Der alte Mann und die schwächelnde Jugend

Bundespräsident Rau besucht Deutschlands Nachwuchs an Drehbank und Uni, doch er findet nicht, was er sucht: frische Ideen für die Demokratie

BREMEN taz ■ Eigentlich müsste das die Woche des Johannes Rau sein. Nicht so sehr die weizsäckerianischen Reden oder brandtschen Gesten seien seine Sache, heißt es ja von diesem Bundespräsidenten, sondern das traute Gespräch mit dem Bürger. Dazu passend haben sich seine PR-Strategen eine „Sommerreise“ ausgedacht: Unter dem Motto „Reden wir über Deutschland“ tourt Rau – begleitet von einem stattlichen medialen Tross – bis Freitag durch die Republik, um Deutschlands Jugend besser kennen zu lernen.

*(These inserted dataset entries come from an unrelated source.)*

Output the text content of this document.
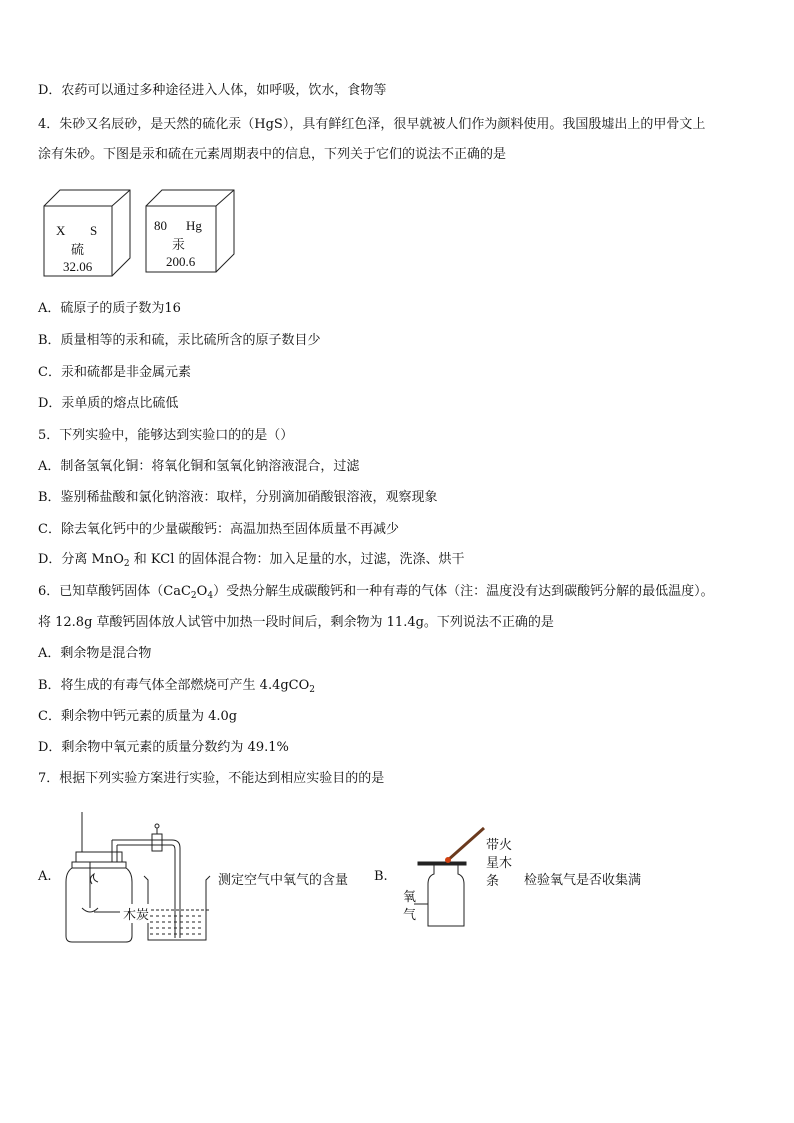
D．农药可以通过多种途径进入人体，如呼吸，饮水，食物等
4．朱砂又名辰砂，是天然的硫化汞（HgS），具有鲜红色泽，很早就被人们作为颜料使用。我国殷墟出上的甲骨文上
涂有朱砂。下图是汞和硫在元素周期表中的信息，下列关于它们的说法不正确的是
X S
硫
32.06
80 Hg
汞
200.6
A．硫原子的质子数为16
B．质量相等的汞和硫，汞比硫所含的原子数目少
C．汞和硫都是非金属元素
D．汞单质的熔点比硫低
5．下列实验中，能够达到实验口的的是（）
A．制备氢氧化铜：将氧化铜和氢氧化钠溶液混合，过滤
B．鉴别稀盐酸和氯化钠溶液：取样，分别滴加硝酸银溶液，观察现象
C．除去氧化钙中的少量碳酸钙：高温加热至固体质量不再减少
D．分离 MnO$_2$ 和 KCl 的固体混合物：加入足量的水，过滤，洗涤、烘干
6．已知草酸钙固体$(CaC_2O_4)$受热分解生成碳酸钙和一种有毒的气体（注：温度没有达到碳酸钙分解的最低温度）。
将 12.8g 草酸钙固体放人试管中加热一段时间后，剩余物为 11.4g。下列说法不正确的是
A．剩余物是混合物
B．将生成的有毒气体全部燃烧可产生 4.4gCO$_2$
C．剩余物中钙元素的质量为 4.0g
D．剩余物中氧元素的质量分数约为 49.1%
7．根据下列实验方案进行实验，不能达到相应实验目的的是
A.
木炭
测定空气中氧气的含量 B.
带火
星木
条
氧
气
检验氧气是否收集满
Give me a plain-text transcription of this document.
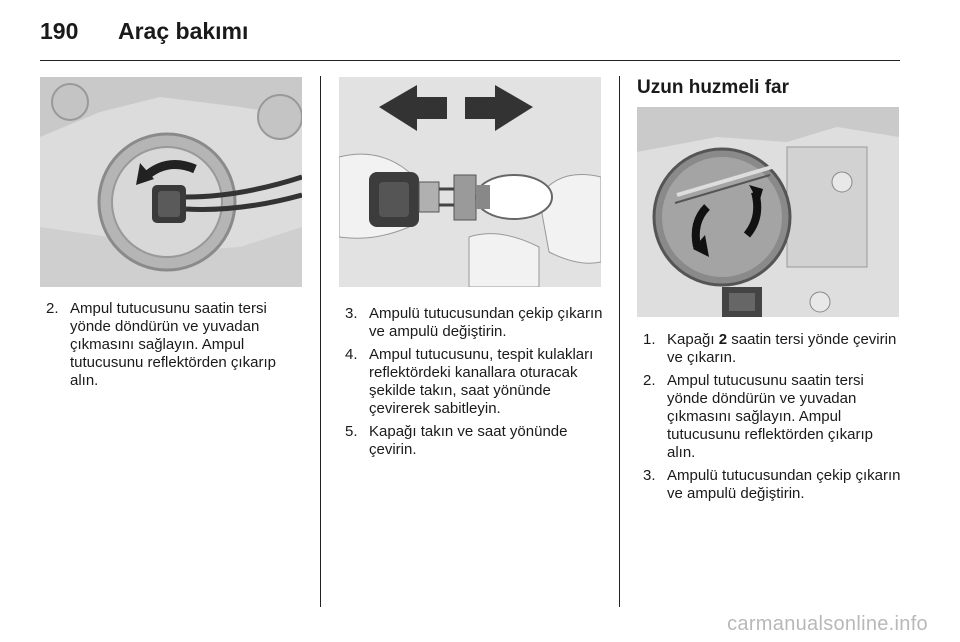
190	Araç bakımı
2. Ampul tutucusunu saatin tersi yönde döndürün ve yuvadan çıkmasını sağlayın. Ampul tutucusunu reflektörden çıkarıp alın.
3. Ampulü tutucusundan çekip çıkarın ve ampulü değiştirin.
4. Ampul tutucusunu, tespit kulakları reflektördeki kanallara oturacak şekilde takın, saat yönünde çevirerek sabitleyin.
5. Kapağı takın ve saat yönünde çevirin.
Uzun huzmeli far
1. Kapağı 2 saatin tersi yönde çevirin ve çıkarın.
2. Ampul tutucusunu saatin tersi yönde döndürün ve yuvadan çıkmasını sağlayın. Ampul tutucusunu reflektörden çıkarıp alın.
3. Ampulü tutucusundan çekip çıkarın ve ampulü değiştirin.
carmanualsonline.info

Die Suche nach einer Frischzellenkur für die Demokratie startete das 72-jährige Staatsoberhaupt gestern Vormittag beim größten Industriearbeitgeber Bremens, im DaimlerChrysler-Werk, wo die C-Klasse vom Band rollt. 16 handverlesene Azubis sitzen mit Rau in einer Art Gesprächskreis, Industriekaufleute, Werkzeugmechaniker, Sozialversicherungsfachangestellte. Ein Gespräch im eigentlich Sinne freilich kommt bloß zäh in Gang. Nach und nach nur wagt sich die ausgesucht höfliche Daimler-Jugend aus der Reserve und beklagt vor allem die Schwächen des Bremer Bildungssystems. Freunde aus dem niedersächsischen Umland seien „viel fitter“, und dort falle auch auch nicht so viel Unterricht aus. Nach einer halben Stunde Rentenpolitik, Lehrstellenmangel und Zuwanderungsgesetz versucht der Präsident selbst, die Debatte gesellschaftskritisch aufzuladen: „Wie soll Deutschland sich gestalten“, fragt er ins Rund, „sind wir in unserem Land zu müde, zu selbstfixiert oder zu amerikanisiert?“ So richtig eingehen will auf die Metafrage niemand – dafür beklagt ein Lehrling, dass sein Kindergeldantrag seit vier Monaten unbearbeitet sei. „Das geht ja nicht, ich ruf da gleich mal an heute Nachmittag“, gibt sich der Präsident volksnah.

Dann wagt Rau noch einen Anlauf: „Wie steht’s denn mit dem politischen Engagement in dieser Runde?“ Bis auf einen Jugendlichen, der früher mal im „Jugendrat“ seiner Gemeinde saß, herrscht Schweigen. Rau ist enttäuscht: Klar, auch die Arbeit bei der Jugendfeuerwehr oder ein Ehrenamt im Fußballverein seien lobenswert, aber „wenn Sie nicht in Parteien, Gewerkschafts- oder Kirchenvorstände gehen, kommt der Tag, an dem ein 80-Jähriger Juso-Chef ist“.

Und was macht Rau mit knapp 80? Sitzt er weiter in Bellevue? Der Präsident schweigt, fast: „Ich bin kein Typ für den Lehnstuhl.“

Dem Menschenfischer Rau zeigten die Auto-Azubis eher eine kalte Schulter. Politische Parteien machten sich doch nur gegenseitig schlecht: „Immer dieses Gezoffe, da ist keine Zusammenarbeit da.“ Der Bundespräsident hatte verstanden: Junge Menschen, so fasste der Sozialdemokrat ein bisschen melancholisch zusammen, seien offenbar eher zu zeitlich befristeten Engagements bereit als zu einem „lebenslangen politischen Weg“.